Books are rarely good enough for screen adaptation. Audiences who sit in front of glowing screens want to be entertained. If they wanted to learn something, they'd read a book.
Dee Brown's incredible history of the American Indian, Bury My Heart At Wounded Knee, was a blockbuster best seller when it came out in 1971, and it remains the quintessential non-fiction treatise. In page after page, the book is highly informative, educating people who had never before heard of the Lakota's side of the story and opening up many eyes to the harsh realities of Manifest Destiny and America's western expansion. This is the history of the loser, the other side of the coin.
HBO is going to make a movie of the book, but the book's just not sexy enough. In Hollywood's judgement, a character is sorely needed, one to appeal to the largely white audience. So bring in a fictional character into the non-fiction story, a half-native half-white, Ivy League educated gentleman. They plucked a somewhat similar person from history, a Santee who was sent away to boarding school back east, and plopped him in the middle of the Little Big Horn. The non-fiction story is set in a specific place, and HBO is trying to follow the historical narrative and adhere to the timeline of the events as much as possible. So they lift a real person, shake him out, dust him off, and put him where he never was in real life, all to make for a lovely story.

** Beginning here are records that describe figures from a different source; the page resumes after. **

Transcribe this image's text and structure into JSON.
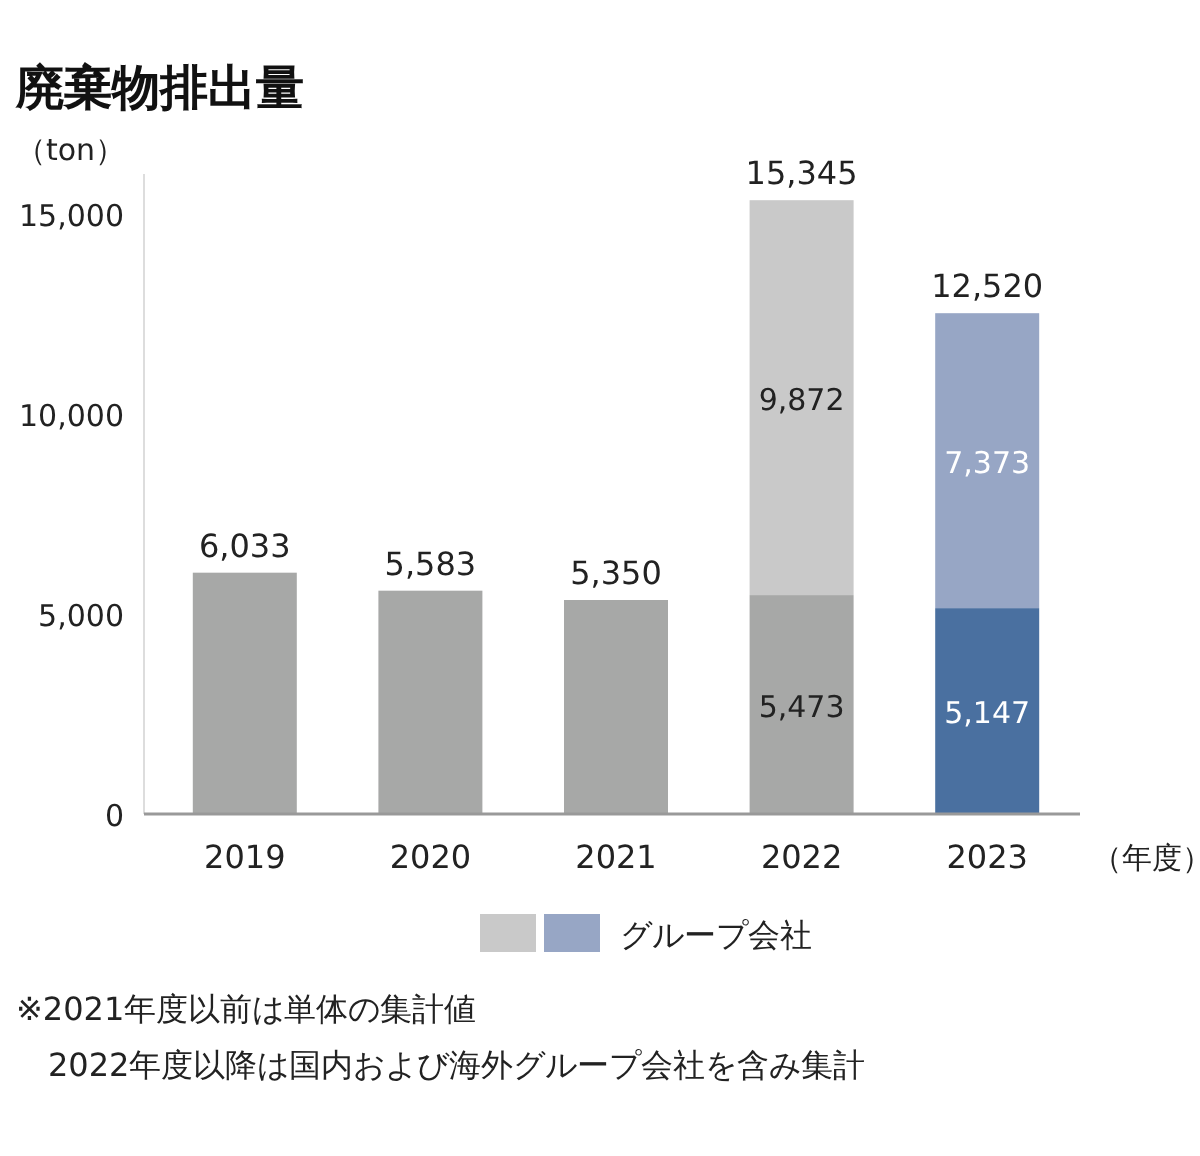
{
  "chart_data": {
    "type": "bar",
    "title": "廃棄物排出量",
    "ylabel": "（ton）",
    "xlabel": "（年度）",
    "categories": [
      "2019",
      "2020",
      "2021",
      "2022",
      "2023"
    ],
    "stacked": true,
    "series": [
      {
        "colors": [
          "#a7a8a7",
          "#a7a8a7",
          "#a7a8a7",
          "#a7a8a7",
          "#4a70a0"
        ],
        "values": [
          6033,
          5583,
          5350,
          5473,
          5147
        ],
        "value_labels": [
          "6,033",
          "5,583",
          "5,350",
          "5,473",
          "5,147"
        ]
      },
      {
        "name": "グループ会社",
        "colors": [
          "#c9c9c9",
          "#c9c9c9",
          "#c9c9c9",
          "#c9c9c9",
          "#97a6c5"
        ],
        "values": [
          null,
          null,
          null,
          9872,
          7373
        ],
        "value_labels": [
          null,
          null,
          null,
          "9,872",
          "7,373"
        ]
      }
    ],
    "totals": [
      null,
      null,
      null,
      "15,345",
      "12,520"
    ],
    "ylim": [
      0,
      16000
    ],
    "yticks": [
      0,
      {
        "value": 5000,
        "label": "5,000"
      },
      {
        "value": 10000,
        "label": "10,000"
      },
      {
        "value": 15000,
        "label": "15,000"
      }
    ],
    "grid": false,
    "legend": "bottom",
    "annotations": [
      "※2021年度以前は単体の集計値",
      "2022年度以降は国内および海外グループ会社を含み集計"
    ]
  }
}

Dee Brown never allowed his book to be given the Hollywood treatment, no doubt because he expected the entertainment industry to do exactly what they have done. The esteemed author has passed away, however, and a project that was floated near the end of his life will soon come to life on the small screen.

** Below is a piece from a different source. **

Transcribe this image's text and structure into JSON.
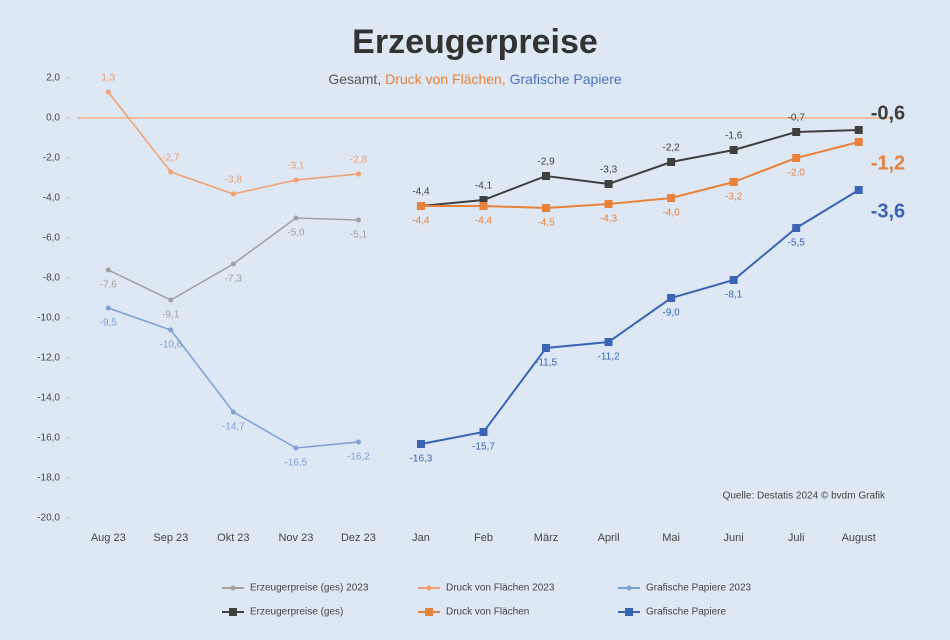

Professor Raymond Wilson of Fort Hays State University is the leading authority on the real Ivy League native American, Mr. Charles Eastman. He's having a top laugh over Eastman's presence in the Dakotas, as per HBO's version, when in actuality Mr. Eastman was in Nebraska at the time of the battle at the Little Big Horn river. Watch HBO's version and you'd think Charles Eastman was there, watching events unfold. Read Professor Wilson's book, however, and you'll find an entirely different story, but reality is not as much fun as a writer's imagined scenario.
There has to be a love interest in any good movie, and HBO has warped time to put Elaine Goodale, who really was involved in native American education in the Dakotas, at a place she was not at with Mr. Eastman who was not there. Nicolas Proctor, the grandson of Dee Brown, is mourning this bastardization of a well crafted piece of history. As he has observed, the historical narrative, which is interesting in its own right, has been morphed into nothing more than a love story.
By resurrecting a book published thirty years ago, HBO may be doing something positive. Sales of Bury My Heart At Wounded Knee may shoot up as viewers turn into readers and discover that there was far more to the story than the few hours of entertainment presented on television.